November 2017

Gold’s future path and corporate strategies heading into 2018

RBC Capital Markets hosted its 16th annual Senior Gold Conference in London, UK, bringing together our clients representing international investors and 14 of the gold industry's leading mining executives to discuss, in an interactive ‘fireside chat’ format, industry themes and their company’s strategies.  Throughout the day, gold industry executives discussed creating shareholder value with an emphasis on margin growth, driven by cost control and reserve growth, rather than production growth.

Recent years have been challenging for many resource sectors, not just within the gold mining industry.  We are heading into 2018 with improving global economic growth forecasts, modest inflation indications and expectations of Central Banks tightening monetary policy; combined these factors have historically provided a head wind for higher gold prices.  However, political instability in the Middle East, North Korea tension, and unpredictable policy responses from the President Trump & his Administration have resulted in an elevated level of geopolitical risk, which have been providing support for the gold price. 

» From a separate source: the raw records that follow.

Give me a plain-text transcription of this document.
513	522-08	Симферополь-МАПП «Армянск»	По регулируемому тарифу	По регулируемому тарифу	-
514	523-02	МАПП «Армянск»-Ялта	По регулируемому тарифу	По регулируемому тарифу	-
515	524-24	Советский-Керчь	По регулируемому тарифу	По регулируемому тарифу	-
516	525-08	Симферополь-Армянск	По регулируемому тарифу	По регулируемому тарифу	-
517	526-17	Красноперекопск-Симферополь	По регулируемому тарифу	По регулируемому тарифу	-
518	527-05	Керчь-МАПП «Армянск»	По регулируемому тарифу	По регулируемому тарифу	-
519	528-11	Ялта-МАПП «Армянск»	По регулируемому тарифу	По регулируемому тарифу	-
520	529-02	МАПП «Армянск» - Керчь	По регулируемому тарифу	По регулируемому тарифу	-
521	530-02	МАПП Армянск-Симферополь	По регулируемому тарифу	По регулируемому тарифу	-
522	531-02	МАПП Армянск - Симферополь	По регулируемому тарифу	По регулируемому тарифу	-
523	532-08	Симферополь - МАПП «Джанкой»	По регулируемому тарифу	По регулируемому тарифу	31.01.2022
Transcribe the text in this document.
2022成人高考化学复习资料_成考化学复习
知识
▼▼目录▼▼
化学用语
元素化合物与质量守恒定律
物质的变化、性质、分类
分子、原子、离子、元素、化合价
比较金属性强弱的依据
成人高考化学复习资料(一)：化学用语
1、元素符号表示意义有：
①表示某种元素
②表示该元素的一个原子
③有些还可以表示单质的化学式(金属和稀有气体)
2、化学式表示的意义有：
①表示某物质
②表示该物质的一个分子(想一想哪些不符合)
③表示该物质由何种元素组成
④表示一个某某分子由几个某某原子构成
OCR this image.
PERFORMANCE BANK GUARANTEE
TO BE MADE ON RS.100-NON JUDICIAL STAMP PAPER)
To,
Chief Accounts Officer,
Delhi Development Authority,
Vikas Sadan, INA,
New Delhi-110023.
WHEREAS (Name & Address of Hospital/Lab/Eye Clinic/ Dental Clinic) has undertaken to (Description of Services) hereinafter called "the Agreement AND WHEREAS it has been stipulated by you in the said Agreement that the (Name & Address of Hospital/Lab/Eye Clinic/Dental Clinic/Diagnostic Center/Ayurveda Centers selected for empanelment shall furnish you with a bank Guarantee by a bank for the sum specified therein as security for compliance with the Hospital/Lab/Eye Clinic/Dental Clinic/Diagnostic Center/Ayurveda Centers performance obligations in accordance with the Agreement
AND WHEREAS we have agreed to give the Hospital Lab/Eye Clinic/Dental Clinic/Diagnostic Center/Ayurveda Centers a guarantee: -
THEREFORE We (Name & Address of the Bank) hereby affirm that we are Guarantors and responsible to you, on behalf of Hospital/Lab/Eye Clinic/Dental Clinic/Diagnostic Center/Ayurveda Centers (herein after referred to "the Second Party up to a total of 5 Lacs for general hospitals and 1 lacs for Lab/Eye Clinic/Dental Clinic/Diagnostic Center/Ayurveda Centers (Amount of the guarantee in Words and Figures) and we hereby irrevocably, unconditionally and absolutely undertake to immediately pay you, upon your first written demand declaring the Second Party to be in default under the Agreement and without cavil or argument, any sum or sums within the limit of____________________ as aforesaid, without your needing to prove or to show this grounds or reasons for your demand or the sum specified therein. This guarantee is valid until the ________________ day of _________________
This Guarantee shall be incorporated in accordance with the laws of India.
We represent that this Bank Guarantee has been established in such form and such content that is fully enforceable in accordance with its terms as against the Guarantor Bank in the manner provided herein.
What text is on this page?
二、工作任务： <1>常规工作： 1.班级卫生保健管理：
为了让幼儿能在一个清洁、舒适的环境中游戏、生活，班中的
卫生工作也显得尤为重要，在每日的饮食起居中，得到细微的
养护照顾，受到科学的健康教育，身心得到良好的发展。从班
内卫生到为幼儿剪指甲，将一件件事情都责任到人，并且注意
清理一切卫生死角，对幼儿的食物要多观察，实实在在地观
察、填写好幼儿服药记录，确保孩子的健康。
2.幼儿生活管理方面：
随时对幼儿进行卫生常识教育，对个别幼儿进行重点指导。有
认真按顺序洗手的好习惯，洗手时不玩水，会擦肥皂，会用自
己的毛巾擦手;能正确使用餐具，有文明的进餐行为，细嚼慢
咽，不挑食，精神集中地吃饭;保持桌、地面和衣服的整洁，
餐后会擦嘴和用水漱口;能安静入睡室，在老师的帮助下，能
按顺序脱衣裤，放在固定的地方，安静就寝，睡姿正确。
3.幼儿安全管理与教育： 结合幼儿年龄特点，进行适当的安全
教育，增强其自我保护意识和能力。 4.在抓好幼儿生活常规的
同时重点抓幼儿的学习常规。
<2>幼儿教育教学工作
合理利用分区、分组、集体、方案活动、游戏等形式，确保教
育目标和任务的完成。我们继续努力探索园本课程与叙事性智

When asked whether the gold equities are adequately pricing geopolitical risk: “78% of the Conference attendees believed they are not” and 58% of those same attendees were of the view that “gold will remain above the $1275 threshold over the next 3 months”.  Year to date gold has rallied 15% to the current $1,290/oz level and Stephen D. Walker, Head of Global Mining Research believes that “In the current heated geopolitical environment the gold price looks well supported and we expect gold to trade in a tight range around $1,300/oz into year end and early 2018.”